Thursday, November 18, 2010

Blessing Those in Need

I know I have been pretty slack in the blogging department lately. It has been all I can do to keep myself from losing the contents of my stomach ever since we found out I am pregnant. I was pretty sick with Olivia and am taking this as a good sign although I am ready to move on to another good sign as soon as possible...maybe feeling the baby kick or something? :)
Anyway, due to my state of constant nausea, I have had cancer patients on my heart alot lately. During chemo they feel the same sick stomach that I do...often MUCH worse. Rather than the hope of a baby coming in nine months, they are left with a simple hope that the chemo/radiation works. A dear friend of mine seems to be losing this battle. He will try one more round of chemo and if his body can't take it, he will go home within three months.
So where am I going with all this? Often when we feel sick or suffer something physically, it can seem pointless and like a waste of our time. It slows us down and gets in the way of our plans. However, when we take the time to pray for those around us that are experiencing the same thing or even worse, God redeems our time and blesses someone else. Along with prayer, reach out to that person you've got on your heart. Often a meal, a card, or the offer to come and listen can be the very encouragement that person needs to keep going. A friend of mine's sister volunteered at a hospital that housed newborn crack babies. Her only job was to sit and hold the babies...lavishing them with love and words of affection. Sounds like something Jesus would do! We live in a world with sickness and pain...often right down the street from us. Let's reach out and bless someone!

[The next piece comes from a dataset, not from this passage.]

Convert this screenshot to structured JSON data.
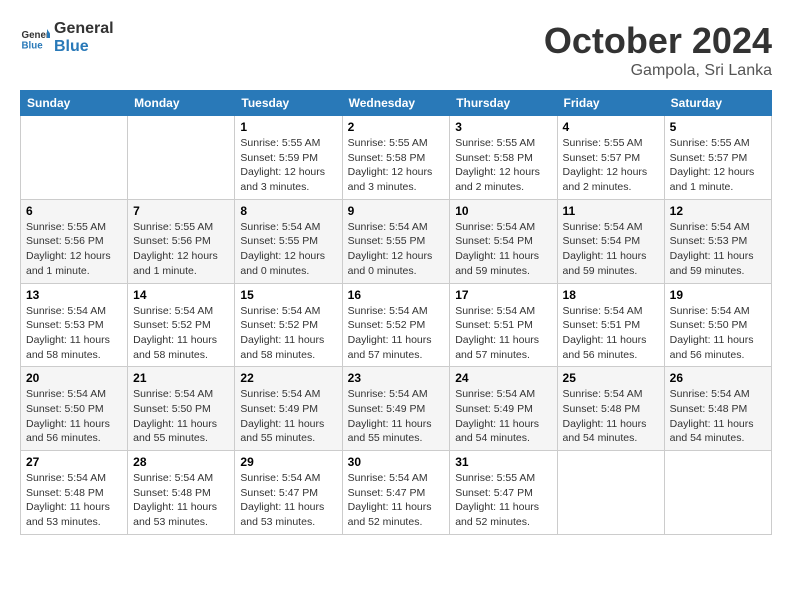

Wednesday, November 10, 2010

Grateful

A few weeks ago I sang a song in church for my dad. It's a song written by Cindy Morgan titled "How Could I Ask for More". The words highlight the daily blessings in life such as the greeting of daylight and the comfort of the moon...changes in season and relationships...even the blessings that come out of hard circumstances. It hit me very deeply. I am currently pregnant with our fourth baby. When Brian and I were engaged and the topic of children came up (and it did often) we always said that we wanted four kids. After having Olivia we were even more sure of it since we found even more joy in parenting than we could have dreamed. As I was singing the song, it really hit me that although life has turned out far different than what I had planned...God has given us four children. One here to physically hug and kiss, two waiting for us in heaven with Jesus, and one cradled inside my womb. How could I ask for more?